A Storm In a Teacup: Impacts and Geopolitical Risks of the European Carbon Border Adjustment Mechanism

Publish Date:
Sep 13, 2021

Energy Foundation China presents a report commissioned to European thinktanks Sandbag and E3G to analyze the impacts of the European Carbon Border Adjustment Mechanism (CBAM) on Chinese stakeholders.

On 14 July 2021, the European Commission put forward its proposal for a CBAM, a mechanism that would put a carbon levy on imports of certain emission-intensive products from third countries into the European Union. This is part of the “Fit for 55” package, a group of 12 directives and regulations aiming to achieve 55 percent emissions reductions compared to 1990 levels. The European legislative discussions about the EU CBAM are only starting, the final version of the law could change significantly, the final text is expected to be adopted into EU law by 2023 and the proposed start date for the mechanism is 2026.

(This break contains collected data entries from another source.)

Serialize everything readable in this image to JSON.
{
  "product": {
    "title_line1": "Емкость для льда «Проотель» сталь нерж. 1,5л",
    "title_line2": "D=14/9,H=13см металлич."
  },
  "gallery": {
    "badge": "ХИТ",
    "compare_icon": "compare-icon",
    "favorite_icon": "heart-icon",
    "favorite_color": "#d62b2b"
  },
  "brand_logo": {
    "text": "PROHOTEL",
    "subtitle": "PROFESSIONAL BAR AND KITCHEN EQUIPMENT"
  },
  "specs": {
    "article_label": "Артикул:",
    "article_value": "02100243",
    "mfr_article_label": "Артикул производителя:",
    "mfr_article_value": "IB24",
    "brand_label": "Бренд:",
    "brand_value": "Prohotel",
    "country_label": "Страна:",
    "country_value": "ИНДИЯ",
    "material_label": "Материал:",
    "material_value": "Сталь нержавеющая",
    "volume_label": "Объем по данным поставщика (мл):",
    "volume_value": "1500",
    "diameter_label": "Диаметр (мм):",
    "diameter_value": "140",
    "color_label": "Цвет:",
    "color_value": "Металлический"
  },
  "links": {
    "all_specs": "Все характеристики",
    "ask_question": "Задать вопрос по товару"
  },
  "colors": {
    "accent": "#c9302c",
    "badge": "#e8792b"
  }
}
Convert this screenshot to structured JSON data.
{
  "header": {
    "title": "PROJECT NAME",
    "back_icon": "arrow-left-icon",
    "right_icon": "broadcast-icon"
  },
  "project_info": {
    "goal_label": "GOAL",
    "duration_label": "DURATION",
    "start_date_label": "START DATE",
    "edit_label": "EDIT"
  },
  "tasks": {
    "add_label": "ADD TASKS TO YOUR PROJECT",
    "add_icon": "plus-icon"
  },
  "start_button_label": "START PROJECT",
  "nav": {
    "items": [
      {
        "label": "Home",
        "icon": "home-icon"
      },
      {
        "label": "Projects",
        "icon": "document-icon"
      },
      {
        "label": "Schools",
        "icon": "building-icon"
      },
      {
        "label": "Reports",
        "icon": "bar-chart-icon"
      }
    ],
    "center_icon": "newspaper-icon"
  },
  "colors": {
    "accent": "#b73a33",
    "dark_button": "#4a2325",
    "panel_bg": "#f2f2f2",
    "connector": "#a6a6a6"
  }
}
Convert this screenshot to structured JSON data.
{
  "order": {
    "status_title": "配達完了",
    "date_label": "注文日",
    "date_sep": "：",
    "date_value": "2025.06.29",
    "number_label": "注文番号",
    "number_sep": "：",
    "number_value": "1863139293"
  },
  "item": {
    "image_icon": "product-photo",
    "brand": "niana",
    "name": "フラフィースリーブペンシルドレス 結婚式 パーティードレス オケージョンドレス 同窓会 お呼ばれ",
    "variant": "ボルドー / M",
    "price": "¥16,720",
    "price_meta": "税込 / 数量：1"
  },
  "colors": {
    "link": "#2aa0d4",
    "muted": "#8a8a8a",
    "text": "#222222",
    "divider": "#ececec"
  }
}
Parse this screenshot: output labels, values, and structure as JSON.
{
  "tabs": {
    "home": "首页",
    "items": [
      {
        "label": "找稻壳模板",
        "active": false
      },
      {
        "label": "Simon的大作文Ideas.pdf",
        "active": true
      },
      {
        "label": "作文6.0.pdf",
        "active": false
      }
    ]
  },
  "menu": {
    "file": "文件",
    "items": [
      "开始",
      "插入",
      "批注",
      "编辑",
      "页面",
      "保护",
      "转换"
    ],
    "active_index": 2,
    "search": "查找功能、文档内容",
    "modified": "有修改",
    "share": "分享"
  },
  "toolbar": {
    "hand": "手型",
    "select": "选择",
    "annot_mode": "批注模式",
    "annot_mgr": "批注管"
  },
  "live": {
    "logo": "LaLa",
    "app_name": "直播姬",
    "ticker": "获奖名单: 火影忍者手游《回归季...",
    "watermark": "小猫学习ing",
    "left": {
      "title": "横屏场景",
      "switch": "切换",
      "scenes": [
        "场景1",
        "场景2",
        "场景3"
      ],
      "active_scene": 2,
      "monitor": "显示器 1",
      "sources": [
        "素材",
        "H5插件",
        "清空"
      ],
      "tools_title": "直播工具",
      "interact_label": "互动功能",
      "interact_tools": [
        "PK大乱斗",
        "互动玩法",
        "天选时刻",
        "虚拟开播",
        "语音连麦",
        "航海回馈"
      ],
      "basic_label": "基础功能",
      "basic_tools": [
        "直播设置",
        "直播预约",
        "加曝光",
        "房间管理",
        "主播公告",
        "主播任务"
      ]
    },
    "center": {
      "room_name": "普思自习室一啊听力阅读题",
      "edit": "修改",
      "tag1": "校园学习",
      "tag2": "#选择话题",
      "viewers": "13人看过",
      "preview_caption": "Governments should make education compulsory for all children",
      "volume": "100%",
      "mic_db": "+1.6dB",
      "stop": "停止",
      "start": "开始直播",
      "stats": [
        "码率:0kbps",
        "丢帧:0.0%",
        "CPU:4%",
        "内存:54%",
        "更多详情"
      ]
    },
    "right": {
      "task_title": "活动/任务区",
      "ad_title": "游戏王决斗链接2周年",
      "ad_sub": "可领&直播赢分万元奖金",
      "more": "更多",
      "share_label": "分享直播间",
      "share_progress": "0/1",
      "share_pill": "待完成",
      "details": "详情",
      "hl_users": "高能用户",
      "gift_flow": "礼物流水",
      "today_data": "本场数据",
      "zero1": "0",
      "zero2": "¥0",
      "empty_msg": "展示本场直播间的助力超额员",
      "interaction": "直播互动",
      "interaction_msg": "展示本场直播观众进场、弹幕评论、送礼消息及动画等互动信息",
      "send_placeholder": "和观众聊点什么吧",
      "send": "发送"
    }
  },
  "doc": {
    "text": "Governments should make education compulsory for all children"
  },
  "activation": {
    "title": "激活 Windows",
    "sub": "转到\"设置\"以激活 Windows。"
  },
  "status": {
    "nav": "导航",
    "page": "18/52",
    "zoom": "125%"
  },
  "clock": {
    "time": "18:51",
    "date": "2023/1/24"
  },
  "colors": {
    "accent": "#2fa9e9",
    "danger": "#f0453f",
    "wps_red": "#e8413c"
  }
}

This report provides a quantified analysis of the impact of the EU CBAM on Chinese trade and the competitiveness of Chinese exports on the EU market. If implemented in its current proposed form, it finds, the overall impact is likely to be small, as the current proposal only covers a small share of Chinese exports to the EU, and importers will recover most of the additional costs through higher prices in EU markets as EU products will also face a similar price increase due to the reduction of free allocations of allowances under the EU emissions trading system.

According to the proposal, the narrow sectoral scope proposed will only affect Chinese exports of steel and aluminum, covering direct emissions only. The mechanism is proposed to be progressively phased in with a three-year trial period in 2023–2025 and steadily increasing in intensity starting in 2026. The full price signal of the CBAM will only be applied in 2035 when free allocation is proposed to be fully phased out.

The impact of the likely CBAM scenario on Chinese exports to the EU is minimal. The sectors covered by the current proposal represented 1.8 percent of Chinese exports to Europe in 2019, in value. Potential extensions could increase that share to 5 percent in an extreme scenario.

A significant part of the cost of CBAM will be recovered by importers in the form of higher selling prices for their products. The overall net effect on importers is likely to be very small. Overall, the total net CBAM cost across all Chinese imports to the EU should barely reach €146 million ($172 million) in 2026 and €208 million in 2035, compared to a total volume of imports from China to the EU of €362 billion in 2019.

A Chinese version of the report will also be available soon.